Hearing aid batteries are provided to the veteran without charge. During the fitting process with a Community Care Audiologist, a supply card will be provided to the veteran listing the batteries, wax baskets and domes the veteran will order from the Denver Prosthetics Department. Many veterans are opting for Rechargeable hearing aids, so ordering traditional batteries will not be needed for those hearing aid users.
Accessories are also free for those veterans who qualify, as determined by the Denver Prosthetics Department. Unfortunately, due to the supply chain issues facing our country today, many hearing aid manufacturers do not have accessories to provide their users currently.
What if my hearing aids aren’t working correctly?
If a veteran has malfunctioning hearing aids and the warranty is in effect, the Denver Prosthetics Department encourages the veteran to contact them to order a shipping label and box so that the malfunctioning hearing aid(s) can be sent in. This seems to be the fastest process for most veterans.
If a veteran does not choose to send the hearing aid(s) directly to the Denver Prosthetics Department, an appointment with the local VA Audiologist can also be made to receive hearing care services including hearing aid repair.
The veteran can also choose to contact TriWest and ask for additional appointments with a local Community Care provider. Once the provider has received TriWest authorization, the veteran can make an appointment so the hearing aid(s) can be examined and the determination will be made if repairs by the manufacturer are required.
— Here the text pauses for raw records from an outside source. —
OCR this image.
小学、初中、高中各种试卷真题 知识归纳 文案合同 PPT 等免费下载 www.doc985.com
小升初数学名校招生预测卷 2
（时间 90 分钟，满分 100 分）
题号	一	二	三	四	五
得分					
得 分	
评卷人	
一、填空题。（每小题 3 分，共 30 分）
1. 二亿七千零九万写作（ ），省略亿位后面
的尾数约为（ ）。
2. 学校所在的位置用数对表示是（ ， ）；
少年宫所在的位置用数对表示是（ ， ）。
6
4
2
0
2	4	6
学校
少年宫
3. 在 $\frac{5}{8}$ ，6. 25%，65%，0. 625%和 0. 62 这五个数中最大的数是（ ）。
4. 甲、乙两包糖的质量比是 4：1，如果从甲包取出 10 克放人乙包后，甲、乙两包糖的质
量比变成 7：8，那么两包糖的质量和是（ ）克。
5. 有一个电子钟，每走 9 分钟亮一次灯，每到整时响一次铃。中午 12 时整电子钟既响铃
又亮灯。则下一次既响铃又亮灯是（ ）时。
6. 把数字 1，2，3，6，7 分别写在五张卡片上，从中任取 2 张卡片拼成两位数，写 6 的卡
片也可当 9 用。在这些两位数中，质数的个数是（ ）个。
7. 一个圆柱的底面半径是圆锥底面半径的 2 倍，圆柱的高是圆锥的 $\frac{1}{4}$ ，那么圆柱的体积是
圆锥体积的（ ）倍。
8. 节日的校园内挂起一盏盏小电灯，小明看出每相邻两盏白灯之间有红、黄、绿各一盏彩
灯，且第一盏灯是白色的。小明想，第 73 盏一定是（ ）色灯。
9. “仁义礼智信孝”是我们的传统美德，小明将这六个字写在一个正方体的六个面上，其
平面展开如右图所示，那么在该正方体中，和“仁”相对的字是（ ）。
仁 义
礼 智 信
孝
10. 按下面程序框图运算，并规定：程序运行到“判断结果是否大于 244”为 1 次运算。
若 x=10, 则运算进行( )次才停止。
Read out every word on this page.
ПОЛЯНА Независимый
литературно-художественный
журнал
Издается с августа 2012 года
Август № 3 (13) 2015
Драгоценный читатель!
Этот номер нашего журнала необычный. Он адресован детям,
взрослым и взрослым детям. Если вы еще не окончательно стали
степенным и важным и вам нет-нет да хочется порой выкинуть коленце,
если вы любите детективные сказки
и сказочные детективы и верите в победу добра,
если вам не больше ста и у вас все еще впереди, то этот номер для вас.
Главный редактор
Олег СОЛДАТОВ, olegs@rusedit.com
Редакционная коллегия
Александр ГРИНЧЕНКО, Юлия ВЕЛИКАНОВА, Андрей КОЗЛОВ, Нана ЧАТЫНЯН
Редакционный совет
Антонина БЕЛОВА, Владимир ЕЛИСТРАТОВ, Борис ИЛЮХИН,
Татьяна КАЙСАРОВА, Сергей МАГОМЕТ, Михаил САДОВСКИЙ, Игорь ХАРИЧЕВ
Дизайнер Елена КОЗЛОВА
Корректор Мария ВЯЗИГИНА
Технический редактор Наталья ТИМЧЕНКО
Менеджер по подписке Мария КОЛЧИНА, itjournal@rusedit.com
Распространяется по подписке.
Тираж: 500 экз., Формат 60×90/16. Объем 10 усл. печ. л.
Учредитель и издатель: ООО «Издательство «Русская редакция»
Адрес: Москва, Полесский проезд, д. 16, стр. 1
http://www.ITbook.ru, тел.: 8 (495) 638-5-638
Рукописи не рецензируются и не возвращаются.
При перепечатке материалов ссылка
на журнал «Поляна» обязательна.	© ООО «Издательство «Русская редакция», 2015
The provider will have to submit a request to the Denver Prosthetics Department for repair and wait for the authorization before the hearing aid(s) can be mailed to the manufacturer. Admittedly, this process may take the longest.
Veterans and Tinnitus
Tinnitus is the number one disability among veterans. In fact, veterans may become service-connected separately for tinnitus even if previous Audiologic Evaluations do not reflect hearing loss. However, many veterans are service-connected for both hearing loss and tinnitus.
For veterans with hearing loss, the most common treatment approach is providing amplification devices such as hearing aids. Many manufacturers have separate tinnitus programs in an attempt to provide relief in the quiet environments where tinnitus is the most noticeable.
For veterans without hearing loss, tinnitus maskers may be recommended.
Tinnitus sufferers may also benefit from biofeedback approaches, dietary changes, antidepressants, acupuncture, and stress management. Chiropractors may also provide tinnitus relief with cervical spine maneuvers.